Show that \(c^{*}\) is isometric to \(\ell_{1}\).
Hint: We observe that \(c=c_{0} \oplus \operatorname{span}\\{e\\}\), where
\(e=(1,1, \ldots)\) (express \(x=\left(\xi_{i}\right) \in c\) in the form
\(x=\xi_{0} e+x_{0}\) with \(\xi_{0}=\lim _{i \rightarrow
\infty}\left(\xi_{i}\right)\) and \(x_{0} \in\)
\(\left.c_{0}\right)\). If \(u \in c^{*}\), put \(v_{0}^{\prime}=u(e)\) and
\(v_{i}=u\left(e_{i}\right)\) for \(i \geq 1 .\) Then we have \(u(x)=u\left(\xi_{0}
e\right)+u\left(x_{0}\right)=\xi_{0} v_{0}^{\prime}+\sum_{i=1}^{\infty}
v_{i}\left(\xi_{i}-\xi_{0}\right)\) and \(\left(v_{1}, v_{2}, \ldots\right) \in
\ell_{1}\) as in
Proposition 2.14. Put \(\tilde{u}=\left(v_{0}, v_{1}, \ldots\right)\), where
\(v_{0}=v_{0}^{\prime}-\sum_{i=1}^{\infty} v_{i}\), and write
\(\tilde{x}=\left(\xi_{0}, \xi_{1}, \ldots\right) .\) We have \(u(x)=\xi_{0}
v_{0}+\sum_{i=1}^{\infty} v_{i} \xi_{i}=\tilde{u}(\tilde{x})\)

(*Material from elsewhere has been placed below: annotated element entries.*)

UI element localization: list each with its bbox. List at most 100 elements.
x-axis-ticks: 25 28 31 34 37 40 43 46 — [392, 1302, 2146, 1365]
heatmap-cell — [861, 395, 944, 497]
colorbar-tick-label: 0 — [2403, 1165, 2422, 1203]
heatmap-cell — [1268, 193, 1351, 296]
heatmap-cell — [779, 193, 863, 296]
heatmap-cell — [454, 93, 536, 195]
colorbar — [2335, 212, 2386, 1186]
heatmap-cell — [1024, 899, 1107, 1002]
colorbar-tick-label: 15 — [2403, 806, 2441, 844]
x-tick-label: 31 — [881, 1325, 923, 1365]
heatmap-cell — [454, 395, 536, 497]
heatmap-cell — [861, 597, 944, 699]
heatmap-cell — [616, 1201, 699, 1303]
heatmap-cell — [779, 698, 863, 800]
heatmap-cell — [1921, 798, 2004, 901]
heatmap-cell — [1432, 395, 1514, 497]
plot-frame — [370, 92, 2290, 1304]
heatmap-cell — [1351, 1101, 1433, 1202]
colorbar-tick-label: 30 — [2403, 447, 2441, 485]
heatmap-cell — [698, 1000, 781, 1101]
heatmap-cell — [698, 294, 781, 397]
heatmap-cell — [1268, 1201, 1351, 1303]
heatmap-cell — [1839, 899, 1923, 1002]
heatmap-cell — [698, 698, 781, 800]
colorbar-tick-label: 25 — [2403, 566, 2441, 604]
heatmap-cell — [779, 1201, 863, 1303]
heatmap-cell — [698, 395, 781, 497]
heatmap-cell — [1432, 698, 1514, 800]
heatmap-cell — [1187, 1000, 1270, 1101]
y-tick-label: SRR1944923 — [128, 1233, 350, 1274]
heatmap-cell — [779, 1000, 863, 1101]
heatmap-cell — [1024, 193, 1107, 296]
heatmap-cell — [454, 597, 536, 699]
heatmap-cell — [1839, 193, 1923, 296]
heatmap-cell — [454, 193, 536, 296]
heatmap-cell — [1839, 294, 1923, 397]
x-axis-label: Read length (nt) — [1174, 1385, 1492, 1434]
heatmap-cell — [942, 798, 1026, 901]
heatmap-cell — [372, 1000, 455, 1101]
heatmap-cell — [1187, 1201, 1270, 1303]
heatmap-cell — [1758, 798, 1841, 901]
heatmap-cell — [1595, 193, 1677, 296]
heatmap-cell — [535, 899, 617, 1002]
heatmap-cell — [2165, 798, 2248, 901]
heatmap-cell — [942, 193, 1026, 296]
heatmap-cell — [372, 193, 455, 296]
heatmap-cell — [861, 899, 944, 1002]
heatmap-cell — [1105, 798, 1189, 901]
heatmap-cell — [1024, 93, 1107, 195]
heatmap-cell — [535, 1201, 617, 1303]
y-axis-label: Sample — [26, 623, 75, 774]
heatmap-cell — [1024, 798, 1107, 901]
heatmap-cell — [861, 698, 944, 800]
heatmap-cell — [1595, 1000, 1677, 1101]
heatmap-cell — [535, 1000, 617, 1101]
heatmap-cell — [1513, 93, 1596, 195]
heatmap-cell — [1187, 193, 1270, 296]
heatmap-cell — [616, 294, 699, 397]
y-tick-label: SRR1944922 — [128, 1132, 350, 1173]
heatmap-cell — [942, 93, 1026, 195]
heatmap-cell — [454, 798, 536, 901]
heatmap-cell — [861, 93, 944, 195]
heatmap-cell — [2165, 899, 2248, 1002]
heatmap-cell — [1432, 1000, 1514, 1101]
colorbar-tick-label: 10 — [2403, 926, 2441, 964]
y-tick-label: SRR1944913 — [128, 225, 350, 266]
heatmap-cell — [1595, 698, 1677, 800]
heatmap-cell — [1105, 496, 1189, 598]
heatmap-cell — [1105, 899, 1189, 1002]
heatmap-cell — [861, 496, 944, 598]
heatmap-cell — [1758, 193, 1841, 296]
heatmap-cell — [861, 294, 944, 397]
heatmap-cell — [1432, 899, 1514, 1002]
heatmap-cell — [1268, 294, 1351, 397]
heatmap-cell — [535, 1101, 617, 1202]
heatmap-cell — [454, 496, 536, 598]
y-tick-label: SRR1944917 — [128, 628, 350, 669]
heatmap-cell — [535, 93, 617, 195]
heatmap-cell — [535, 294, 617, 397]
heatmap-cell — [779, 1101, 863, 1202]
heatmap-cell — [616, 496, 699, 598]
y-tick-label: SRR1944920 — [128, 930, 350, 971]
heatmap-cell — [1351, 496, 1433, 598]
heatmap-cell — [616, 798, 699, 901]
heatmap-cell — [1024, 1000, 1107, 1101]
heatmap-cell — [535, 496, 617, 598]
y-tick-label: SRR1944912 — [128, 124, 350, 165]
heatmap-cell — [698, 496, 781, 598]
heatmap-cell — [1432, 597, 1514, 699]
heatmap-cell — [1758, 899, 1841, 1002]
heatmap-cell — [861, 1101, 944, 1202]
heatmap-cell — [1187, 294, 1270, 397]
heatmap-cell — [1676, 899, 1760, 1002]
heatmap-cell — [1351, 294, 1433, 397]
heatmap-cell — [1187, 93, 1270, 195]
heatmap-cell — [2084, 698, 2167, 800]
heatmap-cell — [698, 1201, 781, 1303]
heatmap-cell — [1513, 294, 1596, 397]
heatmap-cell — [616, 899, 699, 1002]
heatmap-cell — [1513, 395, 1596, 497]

Conversely, if \(\tilde{u} \in \ell_{1}\), then the above rule gives a
continuous linear functional \(u\) on \(c\) with \(\|u\| \leq\|\tilde{u}\|\),
because \(|\tilde{u}(\tilde{x})|
\leq\left(\sum_{i=0}^{\infty}\left|v_{i}\right|\right) \sup _{i \geq
0}\left|\xi_{i}\right|=\)
\(\left|\tilde{u}\left\|\sup _{i \geq 0}\left|\xi_{i}\right|=\right\|
\tilde{u}\left\|_{1}\right\| x \|_{\infty} .\right.\) The inequality
\(\|\tilde{u}\| \leq\|u\|\) follows like this:
Let \(\xi_{i}\) be such that \(\left|v_{i}\right|=\xi_{i} v_{i}\) if \(v_{i} \neq
0\) and \(\xi_{i}=1\) otherwise, \(i=0,1, \ldots\) Set \(x^{n}=\left(\xi_{1},
\ldots, \xi_{n}, \xi_{0}, \xi_{0}, \ldots\right) .\) Then
\(\left\|x^{n}\right\|_{\infty}=1\) and
\(\left|u\left(x^{n}\right)\right|=\left|\tilde{u}\left(\tilde{x}^{n}\right)\right|
\geq\left|v_{0}\right|+\sum_{i=1}^{n}\left|v_{i}\right|-\sum_{i=n+1}^{\infty}\left|v_{i}\right|
.\) Since \(\left|u\left(x^{n}\right)\right| \leq\|u\|\), we
have \(\|u\|
\geq\left|v_{0}\right|+\sum_{i=1}^{n}\left|v_{i}\right|-\sum_{i=n+1}^{\infty}\left|v_{i}\right|
.\) By letting \(n \rightarrow \infty\), we get \(\|\tilde{u}\| \leq\|u\|\).